Ghost Of Who He Used To Be | Teen Ink

Ghost Of Who He Used To Be

January 13, 2011
By Sammy327920 BRONZE, The Colony, Texas
Sammy327920 BRONZE, The Colony, Texas
2 articles 0 photos 0 comments

Alone. Forgotten. These are the words that pierce through me, pounding against my head, flowing through my veins. Alone. Forgotten. Two words that changed every meaning in my life, changed me to who I am today. I’m sitting in my top floor apartment. It’s been empty for far too long. Sure, there are books and furniture, but if I were to leave and then reopen the door, I’m sure I’d feel as though no one lived here.
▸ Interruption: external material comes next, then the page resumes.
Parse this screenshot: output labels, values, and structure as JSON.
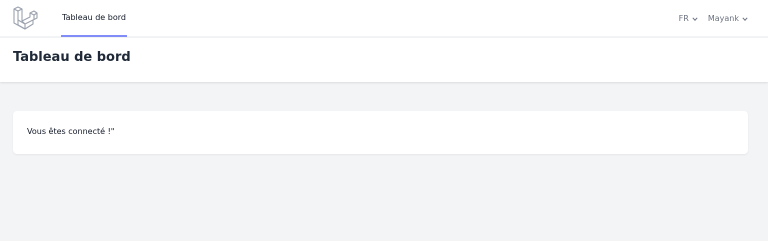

Then again, who would live here? Everything seems to have lost its color. Everything brings me down more. Of course, it wasn’t always this way. I can remember the day my wife and I bought this place. The bright sun shone through the window and every inch of the room would beam back at it.
Oh, those were the good ‘ole days. Two years later she died. My beloved wife, never pregnant, was in a car accident.
That day my apartment tried to smile at me, tried to cheer me up, but it was to no avail. I sat in my chair and I held my glass ball. I didn’t cry, I couldn’t cry. Nothing seemed real to me. Nothing seems real to me, still. Slowly I stopped noticing. I stopped noticing the sun shining through the window. I stopped noticing the room beaming up at it, trying to reach its vibrant color to me, But I never noticed. When I look around, all I see is black and white and so much gray. It’s all just a shadow of what I used to be.
Maybe if someone had come over just once, I wouldn’t be where I am. But no one came, no one ever comes. And, maybe, I shouldn’t have let myself go like I did, but it was far too late to fix me. I did what I could, and I couldn’t help that that led me to let myself go. The one person I loved is gone and no one ever comes. I don’t like sympathy, I never have, but it would have been nice to hear just one ‘I’m sorry,’ just one is all I’m asking, all I ASKED for. Now it’s too late for me. I can’t sleep; I can’t eat. My life is a blur, a colorless, hopeless blur of everything I’ll never have. I’ll never get to say ‘I’ve been married for 50 years.’ I’ll never get…got… to hold my wife’s hand for the last minute of her life and whisper ‘I love you’ one last time. I’ll never have the life I thought I’d be having right now.
And, as I sit here, holding my glass ball up and away, looking at my grim expression, I realize just how much I don’t want this anymore.

I stand up, out of the chair I’ve been sitting in for so long. I drop the glass ball I’ve been staring at for so long, watching as it explodes into a million shiny pieces, a symbol of my life. I walk to a tiny drawer and pull out a rope. I tie it high and stand on a chair until my head fits perfectly into the noose I tied years ago. Then, I kick the chair away.

I cringe as the rope tightens. It’s so painful. My lungs are screaming for air. My mouth gaps for air. My body twitches in weird, irregular patterns from the lack of air. My body just doesn’t understand this is what I want, what I need. I’m gasping for air I will not get.

There are two final thoughts I have when I take my last shaking gasp of air:

1)’I’m coming Juliet’ and
2) How long until someone finds I’m gone?

The author's comments:
This piece was an inspiration from a painting I saw. I want people to know that just a simple gesture towards someone can change their life.